The Secretary of Defense’s annual report to Congress on The Military and Security Developments Involving the People’s Republic of China 2019 lays out the economic component of Beijing’s “comprehensive national strategy.” It states, “China has mobilized vast resources in support of defense modernization, including “Made in China 2025” and other industrial development plans, as well as espionage activities to acquire sensitive, dual-use, or military-grade equipment.” Key to this mobilization is the effort “to align civil and defense technology development to achieve greater efficiency, innovation, and growth.” International projects like the One Belt, One Road Initiative will give Beijing control over more productive assets. The Global Times column mentioned at the start of this essay states, “The U.S. wants to reconstruct its manufacturing capability or diversify supply channels outside China, and China needs to speed up to make breakthroughs in some key technologies. The country that moves faster will gain the initiative.” That is a true Realist perspective to which the United States must respond in kind. 

There was nothing new in the sophistry of globalization including its imminent demise. Once again, its brief moment of glory was upended by events in a dynamic and divided world where wealth and power are up for grabs and security cannot be taken for granted.
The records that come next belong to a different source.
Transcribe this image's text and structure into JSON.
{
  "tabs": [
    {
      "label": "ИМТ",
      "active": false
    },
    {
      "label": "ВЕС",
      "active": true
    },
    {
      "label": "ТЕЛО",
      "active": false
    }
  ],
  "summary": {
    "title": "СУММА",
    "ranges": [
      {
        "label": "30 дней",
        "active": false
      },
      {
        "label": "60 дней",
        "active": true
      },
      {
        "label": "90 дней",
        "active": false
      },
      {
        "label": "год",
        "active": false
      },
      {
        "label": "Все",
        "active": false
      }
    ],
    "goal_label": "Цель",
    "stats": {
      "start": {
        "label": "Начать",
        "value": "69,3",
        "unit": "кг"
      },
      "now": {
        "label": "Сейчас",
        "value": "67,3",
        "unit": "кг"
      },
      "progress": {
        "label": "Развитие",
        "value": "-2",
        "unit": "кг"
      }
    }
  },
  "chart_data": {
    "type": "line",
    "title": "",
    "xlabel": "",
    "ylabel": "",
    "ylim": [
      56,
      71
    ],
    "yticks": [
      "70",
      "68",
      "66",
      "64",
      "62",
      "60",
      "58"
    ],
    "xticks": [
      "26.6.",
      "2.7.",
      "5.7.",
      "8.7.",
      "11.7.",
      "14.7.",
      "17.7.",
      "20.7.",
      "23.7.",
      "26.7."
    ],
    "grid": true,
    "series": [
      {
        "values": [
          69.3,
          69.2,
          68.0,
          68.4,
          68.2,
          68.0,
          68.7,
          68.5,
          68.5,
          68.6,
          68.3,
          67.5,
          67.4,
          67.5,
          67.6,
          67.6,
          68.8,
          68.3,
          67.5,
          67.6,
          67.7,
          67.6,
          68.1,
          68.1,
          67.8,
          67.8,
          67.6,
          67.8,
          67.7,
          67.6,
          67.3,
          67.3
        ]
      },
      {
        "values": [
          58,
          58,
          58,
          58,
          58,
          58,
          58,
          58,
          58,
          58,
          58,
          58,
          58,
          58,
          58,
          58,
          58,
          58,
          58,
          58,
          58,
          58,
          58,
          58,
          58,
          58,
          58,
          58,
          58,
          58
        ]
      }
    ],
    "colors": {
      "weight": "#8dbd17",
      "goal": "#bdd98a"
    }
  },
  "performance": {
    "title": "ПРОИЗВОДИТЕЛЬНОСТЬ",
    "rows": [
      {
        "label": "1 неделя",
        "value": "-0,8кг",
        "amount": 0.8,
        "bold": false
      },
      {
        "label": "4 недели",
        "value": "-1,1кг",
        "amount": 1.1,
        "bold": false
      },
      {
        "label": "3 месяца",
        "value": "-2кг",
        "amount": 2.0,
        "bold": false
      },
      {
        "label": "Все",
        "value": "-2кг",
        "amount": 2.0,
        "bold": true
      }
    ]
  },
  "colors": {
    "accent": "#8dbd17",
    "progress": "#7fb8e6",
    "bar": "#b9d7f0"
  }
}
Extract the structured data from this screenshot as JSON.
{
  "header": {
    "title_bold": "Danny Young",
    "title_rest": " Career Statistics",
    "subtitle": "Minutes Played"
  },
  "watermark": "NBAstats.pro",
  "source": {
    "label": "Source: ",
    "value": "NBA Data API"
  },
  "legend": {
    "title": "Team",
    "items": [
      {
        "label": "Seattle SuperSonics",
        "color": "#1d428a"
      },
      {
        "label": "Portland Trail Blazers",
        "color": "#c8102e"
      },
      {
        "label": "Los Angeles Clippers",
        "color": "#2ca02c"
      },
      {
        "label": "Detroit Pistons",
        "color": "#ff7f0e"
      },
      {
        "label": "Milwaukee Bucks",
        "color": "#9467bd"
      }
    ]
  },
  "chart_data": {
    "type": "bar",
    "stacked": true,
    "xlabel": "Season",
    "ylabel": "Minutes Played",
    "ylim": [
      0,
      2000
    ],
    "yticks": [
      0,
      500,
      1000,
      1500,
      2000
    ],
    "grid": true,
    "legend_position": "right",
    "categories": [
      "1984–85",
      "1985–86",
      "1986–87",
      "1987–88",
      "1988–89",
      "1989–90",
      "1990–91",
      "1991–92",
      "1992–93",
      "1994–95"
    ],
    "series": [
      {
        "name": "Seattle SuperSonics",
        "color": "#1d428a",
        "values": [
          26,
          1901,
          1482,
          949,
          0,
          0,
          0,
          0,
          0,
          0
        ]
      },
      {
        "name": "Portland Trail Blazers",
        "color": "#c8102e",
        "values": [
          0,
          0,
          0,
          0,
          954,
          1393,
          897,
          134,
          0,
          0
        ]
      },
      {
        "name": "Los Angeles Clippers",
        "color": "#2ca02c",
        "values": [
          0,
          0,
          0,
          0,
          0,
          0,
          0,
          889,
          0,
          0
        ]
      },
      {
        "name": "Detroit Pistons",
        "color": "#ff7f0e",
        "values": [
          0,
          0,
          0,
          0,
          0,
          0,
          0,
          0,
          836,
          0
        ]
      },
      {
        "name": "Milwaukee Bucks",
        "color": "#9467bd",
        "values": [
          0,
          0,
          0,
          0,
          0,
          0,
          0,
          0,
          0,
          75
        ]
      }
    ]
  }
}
It has sadly taken over two decades to complete the thought cycle by recalling one of the core lessons of history: all post-war eras become interwar periods.

William R. Hawkins is President of the Hamilton Center for National Strategy. A former economics professor, he has written widely on defense and foreign policy issues for a variety of scholarly and popular publications. He has also served on the staff on the U.S. House Foreign Affairs Committee.